Wenn ich die Vergangenheit loslasse und mir keine unnötigen Gedanken mehr um die Zukunft mache, öffnet sich eine Tür, die ich vorher selbst verschlossen gehalten habe: Ich kann nun voll und ganz, mit ungeteilter Hingabe und ganzem Herzen, in der Gegenwart leben.

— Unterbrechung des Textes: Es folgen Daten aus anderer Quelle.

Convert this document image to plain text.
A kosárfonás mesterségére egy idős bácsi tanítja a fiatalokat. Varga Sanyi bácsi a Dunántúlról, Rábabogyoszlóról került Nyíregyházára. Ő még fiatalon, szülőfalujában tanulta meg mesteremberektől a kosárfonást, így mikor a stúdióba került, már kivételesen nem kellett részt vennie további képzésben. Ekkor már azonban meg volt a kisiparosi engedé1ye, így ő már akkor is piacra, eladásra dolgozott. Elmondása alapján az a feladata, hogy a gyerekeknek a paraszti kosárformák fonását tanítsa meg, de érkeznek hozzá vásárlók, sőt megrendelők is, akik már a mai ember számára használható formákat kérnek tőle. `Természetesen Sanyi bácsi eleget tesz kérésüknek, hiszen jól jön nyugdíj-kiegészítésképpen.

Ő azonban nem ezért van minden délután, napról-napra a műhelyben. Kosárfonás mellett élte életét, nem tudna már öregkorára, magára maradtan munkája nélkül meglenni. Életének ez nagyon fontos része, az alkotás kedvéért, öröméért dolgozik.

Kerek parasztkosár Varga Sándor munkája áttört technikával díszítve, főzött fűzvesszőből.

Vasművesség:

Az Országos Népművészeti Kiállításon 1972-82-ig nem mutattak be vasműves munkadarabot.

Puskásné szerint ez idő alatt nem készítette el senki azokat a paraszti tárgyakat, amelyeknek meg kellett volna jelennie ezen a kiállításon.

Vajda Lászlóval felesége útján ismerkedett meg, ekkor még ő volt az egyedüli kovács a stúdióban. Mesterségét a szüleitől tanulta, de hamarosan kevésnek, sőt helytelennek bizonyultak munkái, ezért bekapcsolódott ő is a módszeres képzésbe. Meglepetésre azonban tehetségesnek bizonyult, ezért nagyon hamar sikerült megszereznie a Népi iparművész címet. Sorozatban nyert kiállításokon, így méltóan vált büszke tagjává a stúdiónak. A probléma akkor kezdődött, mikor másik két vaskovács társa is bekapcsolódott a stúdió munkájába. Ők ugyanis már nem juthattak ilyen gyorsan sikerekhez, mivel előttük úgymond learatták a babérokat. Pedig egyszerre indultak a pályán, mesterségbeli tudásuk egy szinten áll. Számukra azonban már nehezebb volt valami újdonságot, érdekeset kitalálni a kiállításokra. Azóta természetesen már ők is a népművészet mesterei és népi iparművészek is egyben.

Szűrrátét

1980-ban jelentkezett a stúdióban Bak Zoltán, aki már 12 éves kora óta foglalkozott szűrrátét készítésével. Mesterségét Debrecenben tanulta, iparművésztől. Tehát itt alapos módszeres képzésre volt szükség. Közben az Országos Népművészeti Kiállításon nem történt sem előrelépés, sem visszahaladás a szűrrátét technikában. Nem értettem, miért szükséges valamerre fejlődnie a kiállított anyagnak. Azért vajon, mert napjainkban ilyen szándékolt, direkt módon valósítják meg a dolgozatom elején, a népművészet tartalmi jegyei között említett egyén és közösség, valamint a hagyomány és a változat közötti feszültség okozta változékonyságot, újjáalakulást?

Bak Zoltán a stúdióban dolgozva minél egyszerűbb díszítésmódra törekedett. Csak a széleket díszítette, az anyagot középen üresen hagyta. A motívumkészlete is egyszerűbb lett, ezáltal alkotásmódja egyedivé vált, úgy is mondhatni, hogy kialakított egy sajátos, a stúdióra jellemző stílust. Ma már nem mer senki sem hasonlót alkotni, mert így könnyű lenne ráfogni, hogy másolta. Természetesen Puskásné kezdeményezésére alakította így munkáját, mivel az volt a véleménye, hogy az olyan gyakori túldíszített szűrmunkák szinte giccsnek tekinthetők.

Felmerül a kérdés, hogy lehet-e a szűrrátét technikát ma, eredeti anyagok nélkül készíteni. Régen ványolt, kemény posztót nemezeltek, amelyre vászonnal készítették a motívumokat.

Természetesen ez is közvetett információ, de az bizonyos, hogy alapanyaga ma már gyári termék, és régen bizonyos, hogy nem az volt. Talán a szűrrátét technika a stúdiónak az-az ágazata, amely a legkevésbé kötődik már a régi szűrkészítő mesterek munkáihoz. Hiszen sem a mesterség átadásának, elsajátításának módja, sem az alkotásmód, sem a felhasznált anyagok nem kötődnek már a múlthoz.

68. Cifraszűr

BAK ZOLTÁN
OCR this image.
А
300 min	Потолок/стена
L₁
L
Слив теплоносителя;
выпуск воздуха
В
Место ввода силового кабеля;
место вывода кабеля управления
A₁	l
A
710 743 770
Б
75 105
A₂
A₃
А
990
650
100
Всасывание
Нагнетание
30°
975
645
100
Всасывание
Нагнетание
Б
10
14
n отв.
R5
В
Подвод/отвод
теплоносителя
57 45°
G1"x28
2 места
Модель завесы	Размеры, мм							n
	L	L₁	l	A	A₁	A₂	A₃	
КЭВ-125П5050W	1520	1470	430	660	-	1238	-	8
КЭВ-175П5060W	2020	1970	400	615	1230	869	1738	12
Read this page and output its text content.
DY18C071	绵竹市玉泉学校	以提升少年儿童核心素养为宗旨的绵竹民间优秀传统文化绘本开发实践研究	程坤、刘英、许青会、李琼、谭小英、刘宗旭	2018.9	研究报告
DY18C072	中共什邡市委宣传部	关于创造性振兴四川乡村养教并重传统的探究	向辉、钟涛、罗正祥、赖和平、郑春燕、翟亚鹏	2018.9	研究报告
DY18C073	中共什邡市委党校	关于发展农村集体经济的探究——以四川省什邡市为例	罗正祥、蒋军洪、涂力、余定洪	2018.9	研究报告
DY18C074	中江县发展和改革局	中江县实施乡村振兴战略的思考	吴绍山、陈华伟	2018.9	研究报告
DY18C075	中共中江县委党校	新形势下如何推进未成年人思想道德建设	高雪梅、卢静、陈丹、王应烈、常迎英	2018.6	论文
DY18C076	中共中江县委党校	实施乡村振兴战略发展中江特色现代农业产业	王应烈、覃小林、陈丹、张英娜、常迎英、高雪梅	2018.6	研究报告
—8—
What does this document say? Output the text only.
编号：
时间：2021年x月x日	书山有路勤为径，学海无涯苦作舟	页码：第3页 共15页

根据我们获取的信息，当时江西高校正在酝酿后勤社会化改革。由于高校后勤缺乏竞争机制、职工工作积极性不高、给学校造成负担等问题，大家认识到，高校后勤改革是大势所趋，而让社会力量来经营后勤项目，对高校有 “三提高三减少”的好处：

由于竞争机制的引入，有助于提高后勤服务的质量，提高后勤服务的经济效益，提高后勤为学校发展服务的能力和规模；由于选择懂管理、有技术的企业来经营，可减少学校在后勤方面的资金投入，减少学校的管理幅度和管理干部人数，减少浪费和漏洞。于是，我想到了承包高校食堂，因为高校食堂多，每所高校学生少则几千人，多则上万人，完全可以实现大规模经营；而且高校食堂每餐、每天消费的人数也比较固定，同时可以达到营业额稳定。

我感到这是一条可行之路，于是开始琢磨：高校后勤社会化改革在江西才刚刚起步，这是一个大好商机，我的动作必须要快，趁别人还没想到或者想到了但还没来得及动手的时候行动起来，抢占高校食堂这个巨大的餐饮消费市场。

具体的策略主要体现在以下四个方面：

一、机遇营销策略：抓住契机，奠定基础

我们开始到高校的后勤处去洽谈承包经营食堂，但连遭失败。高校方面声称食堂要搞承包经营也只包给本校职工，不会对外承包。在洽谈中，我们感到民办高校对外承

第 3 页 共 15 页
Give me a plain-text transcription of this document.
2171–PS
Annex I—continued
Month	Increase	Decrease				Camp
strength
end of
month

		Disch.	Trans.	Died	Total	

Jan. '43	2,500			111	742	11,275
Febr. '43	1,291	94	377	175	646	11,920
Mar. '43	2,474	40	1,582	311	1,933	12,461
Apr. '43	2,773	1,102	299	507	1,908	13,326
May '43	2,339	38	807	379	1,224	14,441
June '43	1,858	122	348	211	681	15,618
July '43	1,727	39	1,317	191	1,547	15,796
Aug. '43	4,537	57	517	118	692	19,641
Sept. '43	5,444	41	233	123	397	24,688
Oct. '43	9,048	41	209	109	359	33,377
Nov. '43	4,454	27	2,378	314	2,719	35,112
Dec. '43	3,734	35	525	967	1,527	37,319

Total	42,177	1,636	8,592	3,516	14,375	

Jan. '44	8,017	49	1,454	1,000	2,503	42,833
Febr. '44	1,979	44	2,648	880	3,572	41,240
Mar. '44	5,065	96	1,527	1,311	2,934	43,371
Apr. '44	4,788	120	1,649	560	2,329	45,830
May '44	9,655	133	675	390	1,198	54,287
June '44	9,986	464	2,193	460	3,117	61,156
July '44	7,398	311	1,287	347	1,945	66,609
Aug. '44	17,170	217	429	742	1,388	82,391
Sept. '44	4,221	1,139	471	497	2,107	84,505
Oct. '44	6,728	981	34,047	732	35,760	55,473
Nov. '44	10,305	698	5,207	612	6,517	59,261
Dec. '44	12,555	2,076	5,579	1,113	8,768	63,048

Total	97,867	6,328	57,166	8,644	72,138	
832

Was das bedeutet, kommt sehr schön in einer Stelle aus „Alexis Sorbas“ von Nikos Kazantzakis zum Ausdruck:

( Damit du die Stelle richtig verstehen kannst, will ich dir, lieber Leser, jedoch zunächst ein paar Sätze zu dem Kontext sagen, in dem sie steht:

Der Ich-Erzähler des Romans hat das „Allround-Genie“ Sorbas angestellt, um auf Kreta gemeinsam mit ihm eine alte, aufgegebene Kohlenmine wieder in Betrieb zu nehmen. Sorbas, ein alter, viel-erfahrener Abenteurer und Casanova, hat sofort eine Liebesbeziehung zu der auch nicht mehr jungen Französin „Bubulina“ begonnen, die in dem kleinen Dorf ein kleines Hotel unterhält.
„Bubulina“ ist vor vielen Jahren, in der Blüte ihrer Jugend, während des griechischen Unabhängigkeitskriegs gleichzeitig die Geliebte der englischen, russischen, französische und italienischen Admiräle gewesen, die damals mit ihren Flotten gemeinsam vor Kreta lagen.
Der italienische Admiral, dessen Parfüm besonders gut roch, hatte Canavaro geheißen.
Vor einigen Tagen ist „Bubulina“ plötzlich und unerwartet an einer Lungenentzündung gestorben. Der Ich-Erzähler kommt gerade von einem Besuch in dem leeren, verwaisten Hotel zurück, das sofort nach dem Tod seiner Besitzerin von den Dorfbewohnern geplündert worden ist.)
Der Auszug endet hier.